2. Pharmacodynamics:
Afatinib inhibits the activity of EGFR and other HER family receptors (such as HER2 and HER4), blocking the signal transduction pathways mediated by these receptors, thereby inhibiting tumor cell proliferation. It is especially suitable for patients with non-small cell lung cancer (NSCLC) carrying EGFR mutations (such as Exon 19 deletions or Exon 21 L858R mutations). These mutations cause abnormal activation of cancer cells, but Afatinib can effectively block this abnormal signal transduction.
3. Usage:
Afatinib is typically administered in tablet form, with a recommended starting dose of 40 mg once daily, taken on an empty stomach (at least 1 hour before or 2 hours after a meal). Depending on the patient's tolerance, the doctor may adjust the dose to 30 mg or 50 mg. Regular check-ups should be conducted during treatment to monitor the patient's response and potential side effects.

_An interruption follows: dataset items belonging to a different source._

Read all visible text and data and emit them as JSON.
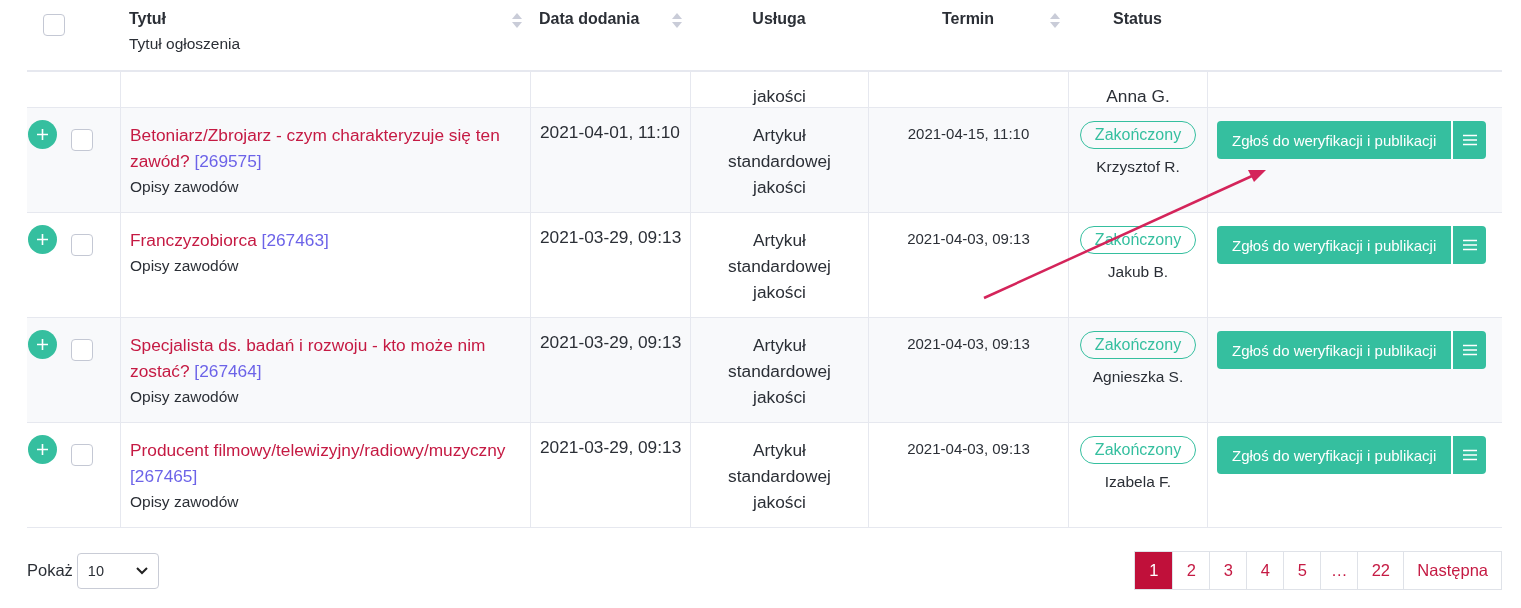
{
  "header": {
    "select_all": {
      "checked": false
    },
    "columns": [
      {
        "label": "Tytuł",
        "sublabel": "Tytuł ogłoszenia",
        "sortable": true
      },
      {
        "label": "Data dodania",
        "sortable": true
      },
      {
        "label": "Usługa",
        "sortable": false
      },
      {
        "label": "Termin",
        "sortable": true
      },
      {
        "label": "Status",
        "sortable": false
      }
    ]
  },
  "partial_row": {
    "service": "jakości",
    "author": "Anna G."
  },
  "rows": [
    {
      "checked": false,
      "title": "Betoniarz/Zbrojarz - czym charakteryzuje się ten zawód?",
      "ref": "[269575]",
      "category": "Opisy zawodów",
      "date": "2021-04-01, 11:10",
      "service": "Artykuł standardowej jakości",
      "deadline": "2021-04-15, 11:10",
      "status": "Zakończony",
      "author": "Krzysztof R.",
      "action": "Zgłoś do weryfikacji i publikacji"
    },
    {
      "checked": false,
      "title": "Franczyzobiorca",
      "ref": "[267463]",
      "category": "Opisy zawodów",
      "date": "2021-03-29, 09:13",
      "service": "Artykuł standardowej jakości",
      "deadline": "2021-04-03, 09:13",
      "status": "Zakończony",
      "author": "Jakub B.",
      "action": "Zgłoś do weryfikacji i publikacji"
    },
    {
      "checked": false,
      "title": "Specjalista ds. badań i rozwoju - kto może nim zostać?",
      "ref": "[267464]",
      "category": "Opisy zawodów",
      "date": "2021-03-29, 09:13",
      "service": "Artykuł standardowej jakości",
      "deadline": "2021-04-03, 09:13",
      "status": "Zakończony",
      "author": "Agnieszka S.",
      "action": "Zgłoś do weryfikacji i publikacji"
    },
    {
      "checked": false,
      "title": "Producent filmowy/telewizyjny/radiowy/muzyczny",
      "ref": "[267465]",
      "category": "Opisy zawodów",
      "date": "2021-03-29, 09:13",
      "service": "Artykuł standardowej jakości",
      "deadline": "2021-04-03, 09:13",
      "status": "Zakończony",
      "author": "Izabela F.",
      "action": "Zgłoś do weryfikacji i publikacji"
    }
  ],
  "page_size": {
    "label": "Pokaż",
    "value": "10"
  },
  "pagination": {
    "pages": [
      {
        "label": "1",
        "selected": true
      },
      {
        "label": "2",
        "selected": false
      },
      {
        "label": "3",
        "selected": false
      },
      {
        "label": "4",
        "selected": false
      },
      {
        "label": "5",
        "selected": false
      },
      {
        "label": "…",
        "selected": false
      },
      {
        "label": "22",
        "selected": false
      }
    ],
    "next": "Następna"
  }
}
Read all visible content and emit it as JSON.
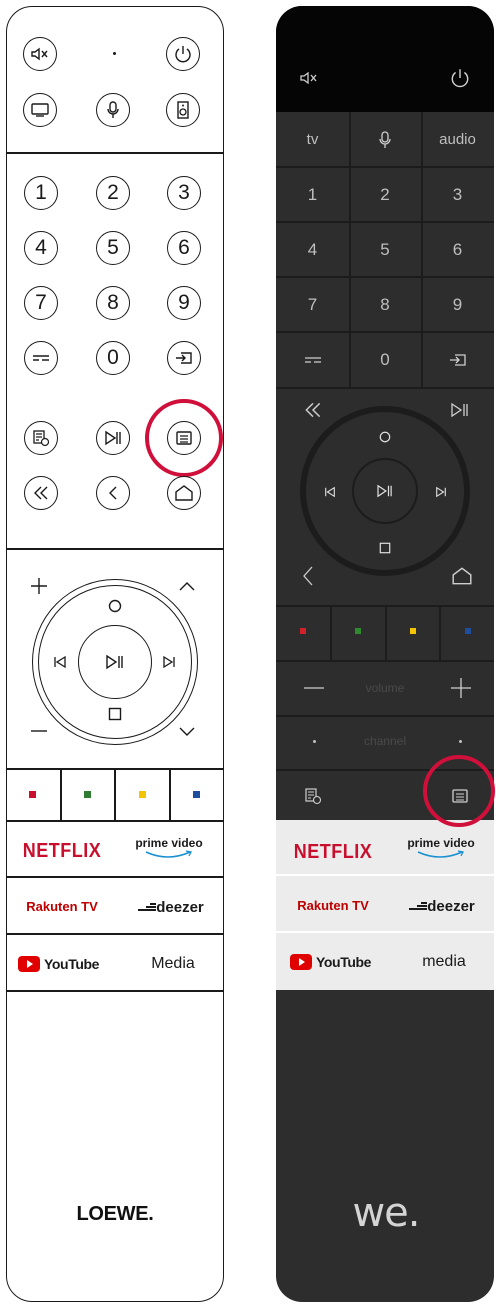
{
  "left_remote": {
    "numbers": [
      "1",
      "2",
      "3",
      "4",
      "5",
      "6",
      "7",
      "8",
      "9",
      "0"
    ],
    "streaming": {
      "netflix": "NETFLIX",
      "prime": "prime video",
      "rakuten": "Rakuten TV",
      "deezer": "deezer",
      "youtube": "YouTube",
      "media": "Media"
    },
    "brand": "LOEWE.",
    "color_keys": [
      "#c8102e",
      "#2e7d32",
      "#f2c500",
      "#1f4e9c"
    ]
  },
  "right_remote": {
    "top_row": [
      "tv",
      "audio"
    ],
    "numbers": [
      "1",
      "2",
      "3",
      "4",
      "5",
      "6",
      "7",
      "8",
      "9",
      "0"
    ],
    "volume_label": "volume",
    "channel_label": "channel",
    "streaming": {
      "netflix": "NETFLIX",
      "prime": "prime video",
      "rakuten": "Rakuten TV",
      "deezer": "deezer",
      "youtube": "YouTube",
      "media": "media"
    },
    "brand": "we.",
    "color_keys": [
      "#d0202a",
      "#2e8b2e",
      "#f2c500",
      "#1f4e9c"
    ]
  },
  "highlight_color": "#d0103a"
}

4. Research & Development History:
Afatinib was developed by the German biopharmaceutical company Boehringer Ingelheim and was first approved by the FDA in 2013 for the treatment of patients with metastatic NSCLC carrying EGFR mutations. Compared to first-generation EGFR-TKIs (such as Gefitinib and Erlotinib), Afatinib, as an irreversible inhibitor, has shown stronger efficacy in certain patient populations.
5. Mechanism of Action:
Afatinib irreversibly binds to the tyrosine kinase domains of EGFR, HER2, and HER4, blocking the activation of these receptors. EGFR mutations lead to persistent tyrosine kinase activity, causing continuous cell division and tumor growth. Afatinib inhibits these receptors, particularly targeting common EGFR mutations, thereby stopping the growth and spread of cancer cells. Additionally, Afatinib also inhibits HER2 and HER4, making it potentially effective in treating certain complex tumor types.
6. Summary
Afatinib is a second-generation EGFR-TKI targeted therapy, mainly used for treating NSCLC patients with EGFR mutations. It irreversibly inhibits the signal pathways of EGFR and other HER family receptors, suppressing tumor cell proliferation and spread. Compared to first-generation EGFR-TKIs, Afatinib has a more lasting effect and is suitable for patients with resistant mutations.